Quelques auteurs ont conseillé l’usage des vaisseaux d’étaim ou de plomb, comme moins dispendieux que les premiers. À parité, ils seront plus chers que des vaisseaux de terre vernissés ; mais comme ils dureront beaucoup plus, à la longue la parité de dépense deviendra égale. Je regarde cependant l’usage des vaisseaux de plomb & d’étaim comme dangereux, & bien plus encore celui des vaisseaux en cuivre. On sait que le lait contient un acide, masqué, à la vérité, quand il est nouvellement tiré ; que cet acide se manifeste aisément, & qu’il est très-sensible dans le petit-lait. Cet acide agit sur le plomb & sur le petit lait, change en chaux les parties qu’il corrode enfin, l’expérience a prouvé combien cette chaux étoit dangereuse, comment elle occasionnoit la terrible maladie appellée colique des peintres. On dira que cette chaux est un infiniment petit ; mais tous ces infiniment petits accumulés de jour en jour dans le corps, forment une masse qui produit des effets funestes & certains, quoique lents. Une chétive économie l’emporte ici sur la santé & sur la vie des citoyens. Quant au cuivre, il est inutile d’insister sur cet article ; personne n’ignore avec quelle facilité il se convertit en verd-de-gris, & combien il est dangereux. Les vaisseaux d’une laiterie doivent être larges & peu profonds ; on retire une plus grande quantité de crème de ceux-ci, que lorsqu’ils ont plus de profondeur : c’est un point de fait facile à vérifier.

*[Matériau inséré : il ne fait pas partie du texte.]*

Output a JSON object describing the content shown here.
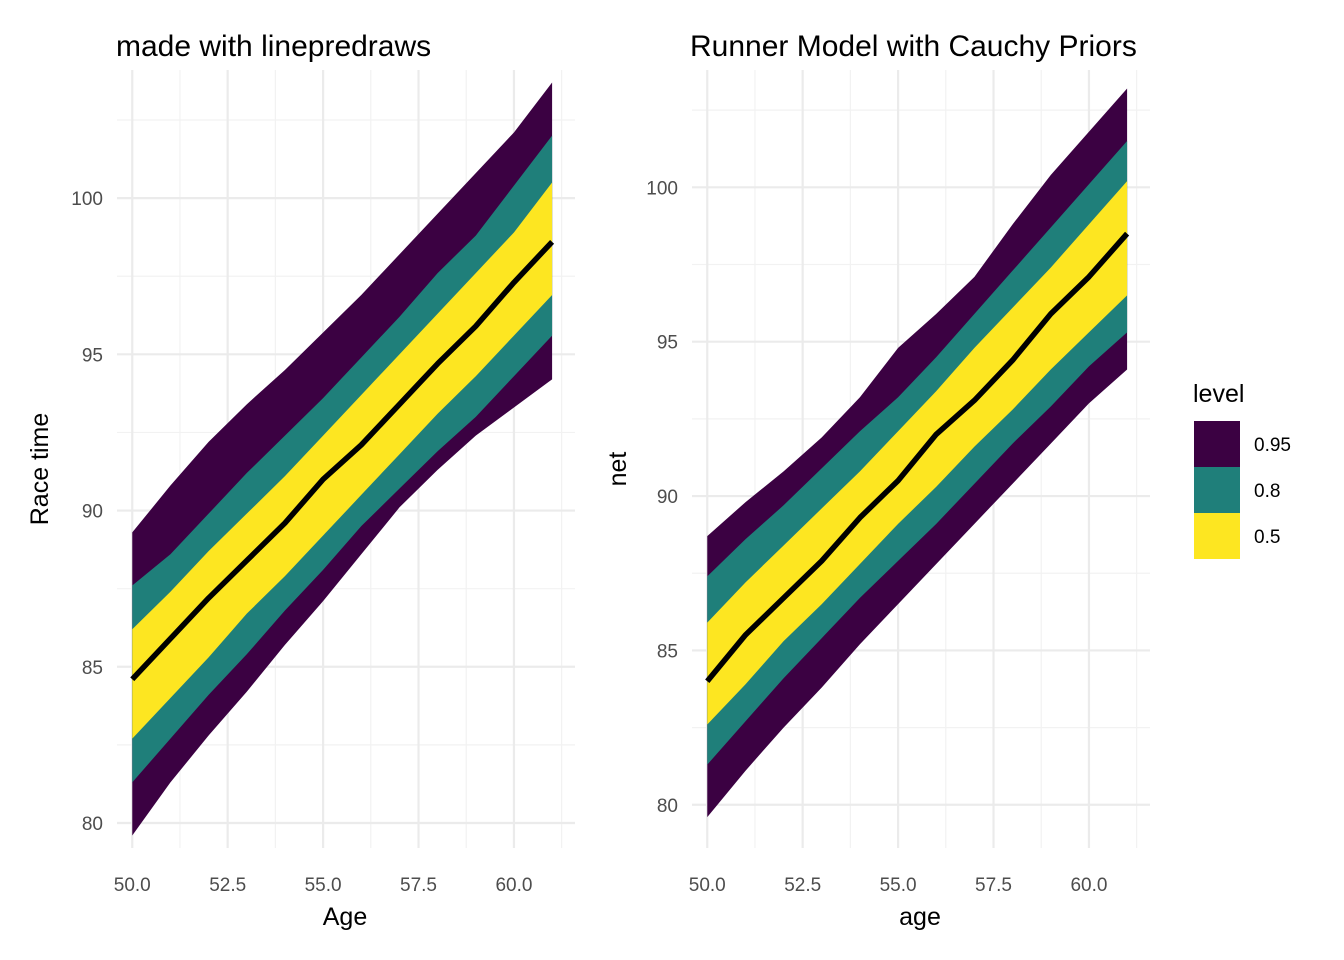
{
  "colors": {
    "level_0_95": "#3b0142",
    "level_0_8": "#1f7f7a",
    "level_0_5": "#fde621",
    "line": "#000000",
    "grid_major": "#ebebeb",
    "grid_minor": "#f2f2f2"
  },
  "legend": {
    "title": "level",
    "items": [
      {
        "label": "0.95",
        "color": "#3b0142"
      },
      {
        "label": "0.8",
        "color": "#1f7f7a"
      },
      {
        "label": "0.5",
        "color": "#fde621"
      }
    ]
  },
  "chart_data": [
    {
      "type": "area",
      "title": "made with linepredraws",
      "xlabel": "Age",
      "ylabel": "Race time",
      "xlim": [
        49.6,
        61.6
      ],
      "ylim": [
        79.2,
        104.1
      ],
      "x_ticks": [
        {
          "value": 50,
          "label": "50.0"
        },
        {
          "value": 52.5,
          "label": "52.5"
        },
        {
          "value": 55,
          "label": "55.0"
        },
        {
          "value": 57.5,
          "label": "57.5"
        },
        {
          "value": 60,
          "label": "60.0"
        }
      ],
      "y_ticks": [
        {
          "value": 80,
          "label": "80"
        },
        {
          "value": 85,
          "label": "85"
        },
        {
          "value": 90,
          "label": "90"
        },
        {
          "value": 95,
          "label": "95"
        },
        {
          "value": 100,
          "label": "100"
        }
      ],
      "grid": true,
      "x": [
        50,
        51,
        52,
        53,
        54,
        55,
        56,
        57,
        58,
        59,
        60,
        61
      ],
      "median": [
        84.6,
        85.9,
        87.2,
        88.4,
        89.6,
        91.0,
        92.1,
        93.4,
        94.7,
        95.9,
        97.3,
        98.6
      ],
      "bands": [
        {
          "level": "0.95",
          "upper": [
            89.3,
            90.8,
            92.2,
            93.4,
            94.5,
            95.7,
            96.9,
            98.2,
            99.5,
            100.8,
            102.1,
            103.7
          ],
          "lower": [
            79.6,
            81.3,
            82.8,
            84.2,
            85.7,
            87.1,
            88.6,
            90.1,
            91.3,
            92.4,
            93.3,
            94.2
          ]
        },
        {
          "level": "0.8",
          "upper": [
            87.6,
            88.6,
            89.9,
            91.2,
            92.4,
            93.6,
            94.9,
            96.2,
            97.6,
            98.8,
            100.4,
            102.0
          ]
        },
        {
          "level": "0.5",
          "upper": [
            86.2,
            87.4,
            88.7,
            89.9,
            91.1,
            92.4,
            93.7,
            95.0,
            96.3,
            97.6,
            98.9,
            100.5
          ],
          "lower": [
            82.7,
            84.0,
            85.3,
            86.7,
            87.9,
            89.2,
            90.5,
            91.8,
            93.1,
            94.3,
            95.6,
            96.9
          ]
        }
      ],
      "bands_80_lower": [
        81.3,
        82.7,
        84.1,
        85.4,
        86.8,
        88.1,
        89.5,
        90.7,
        91.9,
        93.0,
        94.3,
        95.6
      ]
    },
    {
      "type": "area",
      "title": "Runner Model with Cauchy Priors",
      "xlabel": "age",
      "ylabel": "net",
      "xlim": [
        49.6,
        61.6
      ],
      "ylim": [
        78.6,
        103.8
      ],
      "x_ticks": [
        {
          "value": 50,
          "label": "50.0"
        },
        {
          "value": 52.5,
          "label": "52.5"
        },
        {
          "value": 55,
          "label": "55.0"
        },
        {
          "value": 57.5,
          "label": "57.5"
        },
        {
          "value": 60,
          "label": "60.0"
        }
      ],
      "y_ticks": [
        {
          "value": 80,
          "label": "80"
        },
        {
          "value": 85,
          "label": "85"
        },
        {
          "value": 90,
          "label": "90"
        },
        {
          "value": 95,
          "label": "95"
        },
        {
          "value": 100,
          "label": "100"
        }
      ],
      "grid": true,
      "x": [
        50,
        51,
        52,
        53,
        54,
        55,
        56,
        57,
        58,
        59,
        60,
        61
      ],
      "median": [
        84.0,
        85.5,
        86.7,
        87.9,
        89.3,
        90.5,
        92.0,
        93.1,
        94.4,
        95.9,
        97.1,
        98.5
      ],
      "bands": [
        {
          "level": "0.95",
          "upper": [
            88.7,
            89.8,
            90.8,
            91.9,
            93.2,
            94.8,
            95.9,
            97.1,
            98.8,
            100.4,
            101.8,
            103.2
          ],
          "lower": [
            79.6,
            81.1,
            82.5,
            83.8,
            85.2,
            86.5,
            87.8,
            89.1,
            90.4,
            91.7,
            93.0,
            94.1
          ]
        },
        {
          "level": "0.8",
          "upper": [
            87.4,
            88.6,
            89.7,
            90.9,
            92.1,
            93.2,
            94.5,
            95.9,
            97.3,
            98.7,
            100.1,
            101.5
          ],
          "lower": [
            81.3,
            82.7,
            84.1,
            85.4,
            86.7,
            87.9,
            89.1,
            90.4,
            91.7,
            92.9,
            94.2,
            95.3
          ]
        },
        {
          "level": "0.5",
          "upper": [
            85.9,
            87.2,
            88.4,
            89.6,
            90.8,
            92.1,
            93.4,
            94.8,
            96.1,
            97.4,
            98.8,
            100.2
          ],
          "lower": [
            82.6,
            83.9,
            85.3,
            86.5,
            87.8,
            89.1,
            90.3,
            91.6,
            92.8,
            94.1,
            95.3,
            96.5
          ]
        }
      ]
    }
  ]
}
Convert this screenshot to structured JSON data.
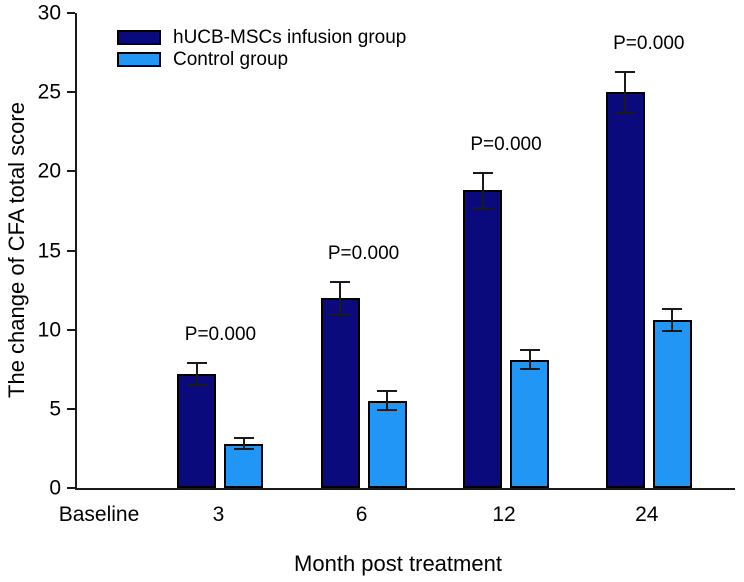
{
  "chart_data": {
    "type": "bar",
    "title": "",
    "xlabel": "Month post treatment",
    "ylabel": "The change of CFA total score",
    "categories": [
      "Baseline",
      "3",
      "6",
      "12",
      "24"
    ],
    "series": [
      {
        "name": "hUCB-MSCs infusion group",
        "color": "#0a0a7d",
        "values": [
          0,
          7.2,
          12.0,
          18.8,
          25.0
        ],
        "errors": [
          0,
          0.7,
          1.0,
          1.1,
          1.3
        ]
      },
      {
        "name": "Control group",
        "color": "#2196f5",
        "values": [
          0,
          2.8,
          5.5,
          8.1,
          10.6
        ],
        "errors": [
          0,
          0.35,
          0.6,
          0.6,
          0.7
        ]
      }
    ],
    "annotations": [
      {
        "category": "3",
        "text": "P=0.000"
      },
      {
        "category": "6",
        "text": "P=0.000"
      },
      {
        "category": "12",
        "text": "P=0.000"
      },
      {
        "category": "24",
        "text": "P=0.000"
      }
    ],
    "ylim": [
      0,
      30
    ],
    "yticks": [
      0,
      5,
      10,
      15,
      20,
      25,
      30
    ],
    "grid": false,
    "legend_position": "top-left-inside",
    "error_bars": "both-caps"
  }
}
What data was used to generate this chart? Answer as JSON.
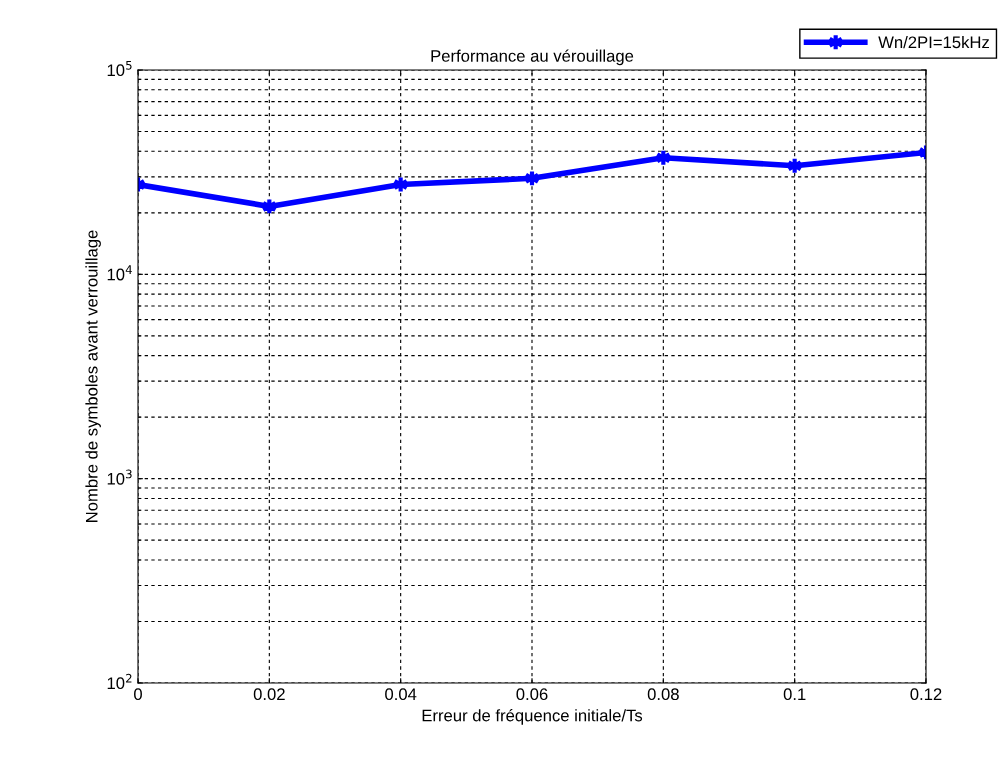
{
  "chart_data": {
    "type": "line",
    "title": "Performance au vérouillage",
    "xlabel": "Erreur de fréquence initiale/Ts",
    "ylabel": "Nombre de symboles avant verrouillage",
    "x": [
      0,
      0.02,
      0.04,
      0.06,
      0.08,
      0.1,
      0.12
    ],
    "series": [
      {
        "name": "Wn/2PI=15kHz",
        "color": "#0000ff",
        "values": [
          27500,
          21500,
          27500,
          29500,
          37200,
          34000,
          39500
        ]
      }
    ],
    "log": "y",
    "xlim": [
      0,
      0.12
    ],
    "xticks": [
      0,
      0.02,
      0.04,
      0.06,
      0.08,
      0.1,
      0.12
    ],
    "ylim": [
      100,
      100000
    ],
    "yticks": [
      {
        "value": 100,
        "label": "10$^{2}$"
      },
      {
        "value": 1000,
        "label": "10$^{3}$"
      },
      {
        "value": 10000,
        "label": "10$^{4}$"
      },
      {
        "value": 100000,
        "label": "10$^{5}$"
      }
    ],
    "grid": true,
    "legend": "top right",
    "marker": "cross",
    "line_style": "solid"
  }
}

Après avoir passé par le tamis, ou par un linge serré, le lait qu’on vient de traire, on le porte à la laiterie, pour le vuider dans les terrines placées sur les hauteurs d’appui dont on a parlé, ou par-terre sur le sol carrelé. Le peu de profondeur du vaisseau lui fera perdre plus facilement la chaleur qui lui aura été communiquée par le lait, & la crème montera plus vite. L’ascension de la crème dépend de la saison & du climat : huit à dix heures lui suffisent ordinairement. Si on la lève trop tôt, on en perd beaucoup qui reste mêlée avec le lait ; trop tard, elle commence à travailler, & le beurre en est moins bon, & plus fort au goût. Plus la crème est nouvelle, meilleur est le beurre. (Voyez ce qui a été dit au mot Beurre, sur la manière de le faire.)